Kareen Seidler holds a Licence ès Lettres from the University of Geneva and an MPhil in English Renaissance Literature from the University of Cambridge. Her MPhil thesis was awarded the Martin-Lehnert-Prize of the German Shakespeare Society in 2010. She did a PhD at the University of Geneva, completed in 2012, with a thesis entitled ‘Shakespeare on the German Wanderbühne in the Seventeenth Century: Romio und Julieta and Der Bestrafte Brudermord’ (http://archive-ouverte.unige.ch/unige:26539). She was a teaching and research assistant at the University of Geneva for two years before working at Freie Universität Berlin. Her research interests include textual studies, the theater in all its facets and, of course, Shakespeare (see here).


Maria Shmygol

Maria Shmygol received her doctorate from the University of Liverpool, with a thesis entitled ‘‘A Sea-Change’: Representations of the Marine in Jacobean Drama and Visual Culture’. She also holds an MA in Renaissance and Eighteenth-Century Literature (2010) and a BA in English Language and Literature (2009) from the University of Liverpool. She has previously taught at her alma mater, where she also worked as a research assistant for the Oxford Hakluyt Project, and, more recently, at the University of Sussex. Her research interests include early modern drama, textual editing and print culture, as well as material and visual culture more broadly. Her current project is an edition of William Percy’s underwater play, The Aphrodysial (1602). She was at the University of Geneva from 2016 to 2019, working with Professor Lukas Erne on a translation and an edition of the 1620 German adaptation of Titus Andronicus. 


Liz Skuthorpe

Liz Skuthorpe's research interests include the history of emotions, mythology and folkloristics, performance, and speech act theory.

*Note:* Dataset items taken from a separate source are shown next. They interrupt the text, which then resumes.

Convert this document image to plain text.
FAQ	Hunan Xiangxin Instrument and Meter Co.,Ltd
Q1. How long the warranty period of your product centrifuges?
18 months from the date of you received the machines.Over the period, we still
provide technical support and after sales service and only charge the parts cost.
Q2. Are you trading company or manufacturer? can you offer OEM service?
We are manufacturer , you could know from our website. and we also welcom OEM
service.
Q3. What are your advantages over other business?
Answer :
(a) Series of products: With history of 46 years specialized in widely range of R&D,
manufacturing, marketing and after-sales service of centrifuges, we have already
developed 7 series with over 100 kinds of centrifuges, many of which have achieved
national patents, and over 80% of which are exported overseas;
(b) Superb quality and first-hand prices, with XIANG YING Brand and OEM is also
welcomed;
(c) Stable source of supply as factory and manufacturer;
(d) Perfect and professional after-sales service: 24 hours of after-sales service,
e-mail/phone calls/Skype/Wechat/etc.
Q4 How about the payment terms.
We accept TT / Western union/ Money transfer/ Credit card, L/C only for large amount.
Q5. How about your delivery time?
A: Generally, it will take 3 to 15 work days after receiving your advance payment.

She attained a BA from the University of Technology, Sydney and an MA from the University of Iceland, before teaching and doing research in the Geneva English Department.


Fiona Tolhurst

Fiona Tolhurst held a BA in Psychology and English Literature from Rice University (Houston, Texas) and an MA and PhD in English Language and Literature from Princeton University. A Mellon Fellowship in the Humanities funded her graduate work. Before coming to Switzerland, she served as an assistant professor, associate professor, and full professor of English at Alfred University (Alfred, New York) where she taught Anglo-Saxon and Middle English literature as well as medieval women writers and a travel course about Rome. Her research interests included Arthurian literature, medieval mystics, and literary defences of women. While in Switzerland from 2008 to 2013, she taught at the Universities of Basel, Berne and Neuchâtel and was a lecturer in medieval and early modern English at the University of Geneva. She moved on to become Associate Professor of English at Florida Gulf Coast University. She sadly passed away in 2021.


Sarah Van der Laan

Sarah Van der Laan, who has a BA and a PhD from Yale and two MAs from Queen Mary College, University of London, was hired in Geneva as a post-doctoral researcher in the English department before moving to Indiana University as an assistant professor of Comparative Literature (for her website, see here).


Juliette Vuille

Juliette Vuille holds a PhD from the University of Lausanne, with a doctoral thesis on ‘Holy Harlots: Authority, Gender, and the Body in Medieval English Hagiography’ (2013). She was chargée d’enseignement suppléante in the Geneva English department in 2013-14, before going on to pursue post-doctoral research on an SNSF scholarship. She is now a Maître d'enseignement et de recherche at the University of Lausanne.


Louise Wilson

Louise Wilson gained her BA (Hons) in English Language and Literature from Oxford University and her MA and PhD in English Renaissance Literature from the University of York. She was a post-doctoral researcher in the English department of the University of Geneva before moving to the University of St Andrews, where she is now the recipient of a Leverhulme Early Career Fellowship (for her website, see here).